The fact is, few people like having their backyards suddenly occupied by throngs of strangers, and all the more so if these newcomers look and act like nothing the locals have seen before. In the case of LA’s Iranian Jews, the culture shock to the natives was greater because the newcomers were unlike any previous group of immigrants: They weren’t poor, uneducated, lost and ashamed. If anything, they were too assertive, too proud of their cultural heritage, too determined to remain distinct and separate from the rest.

… And there were more serious grumblings: that Iranian Jews are cunning, sneaky, materialistic, vain, rude, intolerant and unwilling to assimilate.

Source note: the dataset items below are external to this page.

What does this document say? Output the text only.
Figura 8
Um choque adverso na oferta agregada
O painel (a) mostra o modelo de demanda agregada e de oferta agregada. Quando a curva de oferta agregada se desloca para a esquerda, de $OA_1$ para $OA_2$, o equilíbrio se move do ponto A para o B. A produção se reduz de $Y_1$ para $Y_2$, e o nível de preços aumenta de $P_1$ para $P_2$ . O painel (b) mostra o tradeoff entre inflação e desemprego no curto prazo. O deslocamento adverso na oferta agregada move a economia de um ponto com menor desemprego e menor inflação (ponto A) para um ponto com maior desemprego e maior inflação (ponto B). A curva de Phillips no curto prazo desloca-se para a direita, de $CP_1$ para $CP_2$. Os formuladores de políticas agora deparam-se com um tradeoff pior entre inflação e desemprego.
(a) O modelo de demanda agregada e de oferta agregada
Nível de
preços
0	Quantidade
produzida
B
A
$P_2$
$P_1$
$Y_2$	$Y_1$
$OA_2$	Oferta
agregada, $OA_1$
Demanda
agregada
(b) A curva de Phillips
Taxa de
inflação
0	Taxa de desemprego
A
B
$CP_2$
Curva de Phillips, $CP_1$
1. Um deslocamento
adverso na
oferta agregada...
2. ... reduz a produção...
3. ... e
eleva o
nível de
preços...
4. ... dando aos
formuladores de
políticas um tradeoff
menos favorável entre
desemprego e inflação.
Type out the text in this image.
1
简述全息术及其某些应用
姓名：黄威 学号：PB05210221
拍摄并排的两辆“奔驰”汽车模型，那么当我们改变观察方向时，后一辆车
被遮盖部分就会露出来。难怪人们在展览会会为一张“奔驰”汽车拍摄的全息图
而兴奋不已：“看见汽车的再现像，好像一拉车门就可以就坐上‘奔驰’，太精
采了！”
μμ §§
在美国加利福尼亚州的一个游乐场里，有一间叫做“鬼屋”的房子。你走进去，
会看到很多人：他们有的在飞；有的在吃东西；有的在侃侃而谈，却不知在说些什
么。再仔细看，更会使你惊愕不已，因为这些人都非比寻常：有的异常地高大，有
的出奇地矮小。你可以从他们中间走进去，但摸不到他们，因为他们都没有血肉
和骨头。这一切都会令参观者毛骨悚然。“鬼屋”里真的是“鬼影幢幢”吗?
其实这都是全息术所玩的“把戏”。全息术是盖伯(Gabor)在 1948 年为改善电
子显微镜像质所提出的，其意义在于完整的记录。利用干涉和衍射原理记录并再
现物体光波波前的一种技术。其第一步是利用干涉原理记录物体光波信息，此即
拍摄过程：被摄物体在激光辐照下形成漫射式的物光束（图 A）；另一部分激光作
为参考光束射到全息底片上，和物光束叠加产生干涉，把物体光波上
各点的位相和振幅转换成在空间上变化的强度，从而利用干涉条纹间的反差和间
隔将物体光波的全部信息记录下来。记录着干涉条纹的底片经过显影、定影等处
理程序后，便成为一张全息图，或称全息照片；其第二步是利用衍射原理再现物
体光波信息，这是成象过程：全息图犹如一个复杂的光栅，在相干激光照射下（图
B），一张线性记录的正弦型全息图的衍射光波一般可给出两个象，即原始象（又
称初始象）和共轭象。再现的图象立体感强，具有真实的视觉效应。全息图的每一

I will say right now that some of us are those things.

… So Iranians don’t talk about themselves in public unless the news is good, and Americans shy away from going on record with their feelings about Iranians for fear of appearing intolerant. …

“All the trouble in this town started,” an American Jewish woman said to me one night before a packed crowd, “when the Iranians came and started to build those big houses.”

The person who said this was hosting a literary event at which I was the speaker. We were at her house in Brentwood Park, one of those neighborhoods where zoning laws require that every lot be at least an acre in size. The house itself was easily 10,000 square feet. I asked her if it was built by an Iranian. It wasn’t. I asked if Brentwood Park was developed by Iranians. It wasn’t. I asked if it wouldn’t be fair to say that the natives like big houses as much as the newcomers.

“But they’re buying everything up and down the street,” the lady said.

… The truth is, the Ashkenazim and Sephardim who dislike the Iranians do so not because of our differences, but because of our commonalities. We, Jews of all backgrounds, are not the easiest people in the world to live with.